The SWAT model (https://swat.tamu.edu/) is one of the most widely used ecohydrological models worldwide and has been tested across an extensive range of watershed scales and environmental conditions (https://www.card.iastate.edu/swat_articles/). However, a considerable need remains for further testing of SWAT, especially to support applications for large river basin systems. This was a fundamental goal of the UMRB SWAT model described in this research, which was developed using the Hydrologic and Water Quality System (HAWQS) on-line platform (https://hawqs.tamu.edu/) with pre-loaded soil, land use, climate, topographic and other data layers. The testing was performed in support of DOE-funded research focused on evaluating climate model metrics and specifically included evaluation of (1) Hargreaves (HG) and Penman-Monteith (PM) PET methods, (2) National Climatic Data Center (NCDC) and Parameter-elevation Regressions on Independent Slopes Model (PRISM) climate datasets, available in HAWQS, and (3) testing of Livneh climate data obtained external to HAWQS.

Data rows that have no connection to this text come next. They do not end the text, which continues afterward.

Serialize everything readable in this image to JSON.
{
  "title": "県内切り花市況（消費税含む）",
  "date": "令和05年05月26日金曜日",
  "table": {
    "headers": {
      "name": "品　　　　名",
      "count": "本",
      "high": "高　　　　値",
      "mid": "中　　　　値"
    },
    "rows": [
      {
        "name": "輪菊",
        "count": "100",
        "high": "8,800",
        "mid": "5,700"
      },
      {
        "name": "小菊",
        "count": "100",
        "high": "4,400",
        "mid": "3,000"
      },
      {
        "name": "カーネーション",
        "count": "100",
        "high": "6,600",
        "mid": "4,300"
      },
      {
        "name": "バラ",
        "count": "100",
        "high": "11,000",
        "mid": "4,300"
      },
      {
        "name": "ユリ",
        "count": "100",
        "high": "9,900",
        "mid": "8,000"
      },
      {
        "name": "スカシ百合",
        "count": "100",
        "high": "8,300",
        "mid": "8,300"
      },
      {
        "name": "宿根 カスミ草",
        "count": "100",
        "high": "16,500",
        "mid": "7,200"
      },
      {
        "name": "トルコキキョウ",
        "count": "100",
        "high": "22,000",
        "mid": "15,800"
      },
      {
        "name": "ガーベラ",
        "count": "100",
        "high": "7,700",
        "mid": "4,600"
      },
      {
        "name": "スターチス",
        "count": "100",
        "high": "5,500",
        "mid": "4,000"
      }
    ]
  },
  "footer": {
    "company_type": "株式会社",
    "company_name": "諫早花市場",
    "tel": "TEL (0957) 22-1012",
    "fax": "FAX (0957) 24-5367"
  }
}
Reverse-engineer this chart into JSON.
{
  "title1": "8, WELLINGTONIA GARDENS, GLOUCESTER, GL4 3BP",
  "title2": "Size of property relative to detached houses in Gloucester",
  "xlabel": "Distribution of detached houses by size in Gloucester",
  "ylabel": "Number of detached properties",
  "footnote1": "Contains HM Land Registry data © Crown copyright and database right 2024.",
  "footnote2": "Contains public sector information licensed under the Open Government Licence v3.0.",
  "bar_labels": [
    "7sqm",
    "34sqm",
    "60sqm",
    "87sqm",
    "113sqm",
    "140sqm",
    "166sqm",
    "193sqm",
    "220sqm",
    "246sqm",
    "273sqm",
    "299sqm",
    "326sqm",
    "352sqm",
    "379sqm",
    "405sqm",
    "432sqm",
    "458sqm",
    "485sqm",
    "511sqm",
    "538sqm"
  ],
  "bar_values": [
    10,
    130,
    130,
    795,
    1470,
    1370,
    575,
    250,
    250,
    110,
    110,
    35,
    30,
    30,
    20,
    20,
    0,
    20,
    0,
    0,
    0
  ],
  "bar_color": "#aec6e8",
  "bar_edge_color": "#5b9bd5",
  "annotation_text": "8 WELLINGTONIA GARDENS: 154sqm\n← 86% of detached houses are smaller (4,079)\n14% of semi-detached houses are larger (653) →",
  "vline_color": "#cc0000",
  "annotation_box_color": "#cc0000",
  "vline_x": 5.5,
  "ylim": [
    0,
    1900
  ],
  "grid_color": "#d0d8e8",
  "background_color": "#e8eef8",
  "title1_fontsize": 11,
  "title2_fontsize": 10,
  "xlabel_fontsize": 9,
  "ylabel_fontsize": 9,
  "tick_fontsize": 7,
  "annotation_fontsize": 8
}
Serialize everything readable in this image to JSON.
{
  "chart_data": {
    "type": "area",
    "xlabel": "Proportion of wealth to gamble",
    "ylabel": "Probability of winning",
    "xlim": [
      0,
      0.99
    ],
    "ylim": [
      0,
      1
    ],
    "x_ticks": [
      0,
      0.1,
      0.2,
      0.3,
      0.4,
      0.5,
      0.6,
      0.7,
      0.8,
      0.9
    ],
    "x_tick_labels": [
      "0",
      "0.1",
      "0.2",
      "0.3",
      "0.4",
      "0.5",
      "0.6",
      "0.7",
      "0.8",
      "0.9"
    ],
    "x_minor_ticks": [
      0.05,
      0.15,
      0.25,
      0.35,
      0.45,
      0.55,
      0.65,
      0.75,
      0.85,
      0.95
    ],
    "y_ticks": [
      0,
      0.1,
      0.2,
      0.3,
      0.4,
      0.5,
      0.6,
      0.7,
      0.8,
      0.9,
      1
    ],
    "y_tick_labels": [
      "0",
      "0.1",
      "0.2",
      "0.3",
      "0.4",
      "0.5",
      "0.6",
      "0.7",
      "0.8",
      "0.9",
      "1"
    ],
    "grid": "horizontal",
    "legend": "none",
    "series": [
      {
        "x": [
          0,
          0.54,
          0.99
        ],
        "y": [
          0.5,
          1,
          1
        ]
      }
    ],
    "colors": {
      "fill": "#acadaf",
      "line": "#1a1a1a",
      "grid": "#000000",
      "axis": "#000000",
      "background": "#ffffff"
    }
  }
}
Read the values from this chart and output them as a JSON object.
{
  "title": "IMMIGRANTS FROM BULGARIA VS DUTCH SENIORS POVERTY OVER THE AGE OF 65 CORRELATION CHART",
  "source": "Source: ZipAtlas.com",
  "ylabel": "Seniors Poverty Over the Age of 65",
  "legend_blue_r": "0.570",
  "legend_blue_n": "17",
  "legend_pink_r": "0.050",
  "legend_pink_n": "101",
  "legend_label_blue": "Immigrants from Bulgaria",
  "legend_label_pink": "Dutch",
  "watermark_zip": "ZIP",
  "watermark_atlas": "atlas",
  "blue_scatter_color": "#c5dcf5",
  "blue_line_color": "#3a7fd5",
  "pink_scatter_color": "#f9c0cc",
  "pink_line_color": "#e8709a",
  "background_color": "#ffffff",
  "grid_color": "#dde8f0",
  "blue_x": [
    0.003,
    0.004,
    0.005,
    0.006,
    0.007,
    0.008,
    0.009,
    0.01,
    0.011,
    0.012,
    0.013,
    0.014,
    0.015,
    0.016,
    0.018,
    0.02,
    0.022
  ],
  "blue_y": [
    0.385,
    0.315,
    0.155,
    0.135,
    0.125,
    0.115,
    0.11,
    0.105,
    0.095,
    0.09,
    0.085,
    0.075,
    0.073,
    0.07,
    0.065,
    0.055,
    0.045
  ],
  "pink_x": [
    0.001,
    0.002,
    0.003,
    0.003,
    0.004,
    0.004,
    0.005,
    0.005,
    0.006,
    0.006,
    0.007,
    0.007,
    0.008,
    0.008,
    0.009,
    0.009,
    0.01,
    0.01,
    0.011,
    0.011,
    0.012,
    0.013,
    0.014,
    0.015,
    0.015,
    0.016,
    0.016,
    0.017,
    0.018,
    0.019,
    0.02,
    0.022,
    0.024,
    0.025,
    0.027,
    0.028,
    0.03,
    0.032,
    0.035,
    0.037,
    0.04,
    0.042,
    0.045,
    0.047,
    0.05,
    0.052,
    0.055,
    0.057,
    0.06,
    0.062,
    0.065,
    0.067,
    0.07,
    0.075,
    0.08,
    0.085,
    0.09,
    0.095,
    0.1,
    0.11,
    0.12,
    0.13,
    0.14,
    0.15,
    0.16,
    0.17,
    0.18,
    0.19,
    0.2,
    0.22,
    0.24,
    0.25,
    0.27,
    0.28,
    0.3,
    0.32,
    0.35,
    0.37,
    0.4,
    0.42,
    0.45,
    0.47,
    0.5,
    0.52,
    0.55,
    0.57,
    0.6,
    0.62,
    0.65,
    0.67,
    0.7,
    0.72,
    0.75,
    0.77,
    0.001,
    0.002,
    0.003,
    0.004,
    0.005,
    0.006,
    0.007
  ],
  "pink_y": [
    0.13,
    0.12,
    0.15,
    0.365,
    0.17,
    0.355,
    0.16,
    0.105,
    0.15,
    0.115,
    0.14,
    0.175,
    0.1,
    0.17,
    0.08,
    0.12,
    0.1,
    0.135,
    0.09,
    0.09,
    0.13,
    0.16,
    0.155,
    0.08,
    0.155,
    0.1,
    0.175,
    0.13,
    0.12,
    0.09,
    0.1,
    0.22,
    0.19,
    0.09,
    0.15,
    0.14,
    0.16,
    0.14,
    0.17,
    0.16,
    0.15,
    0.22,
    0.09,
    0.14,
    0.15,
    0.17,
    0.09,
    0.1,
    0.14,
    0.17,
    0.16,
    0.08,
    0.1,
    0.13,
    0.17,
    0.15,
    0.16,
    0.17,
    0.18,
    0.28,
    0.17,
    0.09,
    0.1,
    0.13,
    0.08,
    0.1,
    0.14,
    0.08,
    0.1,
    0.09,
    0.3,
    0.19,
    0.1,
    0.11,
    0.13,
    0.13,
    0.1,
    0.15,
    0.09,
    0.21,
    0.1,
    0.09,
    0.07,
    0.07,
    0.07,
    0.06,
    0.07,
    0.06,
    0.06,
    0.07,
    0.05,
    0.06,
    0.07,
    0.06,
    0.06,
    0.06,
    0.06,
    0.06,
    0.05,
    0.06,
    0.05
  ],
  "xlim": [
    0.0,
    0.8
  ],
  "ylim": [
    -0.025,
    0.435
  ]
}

The effects of the two different PET methods and the three climate data sets evaluated here have not been reported in previous applications of SWAT for the UMRB. The SWAT simulations showed that the Livneh-PM combination resulted in the highest average annual water yield of 380.6 mm versus the lowest estimated water yield of 193.9 mm for the Livneh-HG combination, in response to 23-year (1983 to 2005) uncalibrated simulations. The HG method was also found to result in consistently higher ET/PET estimates on both an annual and growing season basis. The research conducted in this study further revealed that the strongest replication of UMRB streamflows at multiple gauge sites during the 23-year SWAT simulations, based on a spatial validation testing approach, were obtained using the HG PET method and PRISM climate data set. Relatively accurate streamflow estimates were also found based on a combination of the HG PET method and Livneh climate data set.
Overall satisfactory results were found for the calibration and validation gauge sites, with the majority of R2 values ranging between 0.61 and 0.82, Nash-Sutcliffe modeling efficiency (NSE) values ranging between 0.50 and 0.79, and Kling-Gupta efficiency (KGE) values ranging between 0.61 and 0.84. The combination of PRISM climate data and HG PET method was determined to be the best option for simulation UMRB hydrologic dynamics although the Livneh climate data set and HG PET method combination was also acceptable. In contrast, the NCDC climate data provided via HAWQS resulted in distinctly weaker streamflow results and thus is not recommended for further analyses. The results obtained in this study are providing a foundation for the next phase of research focused on evaluating contemporary climate data provided by selected regional climate models (RCMs). The approach will be extrapolated to other major river basins within the overall Mississippi River Basin (MRB) systems to support broader research initiatives within the DOE-funded research initiative.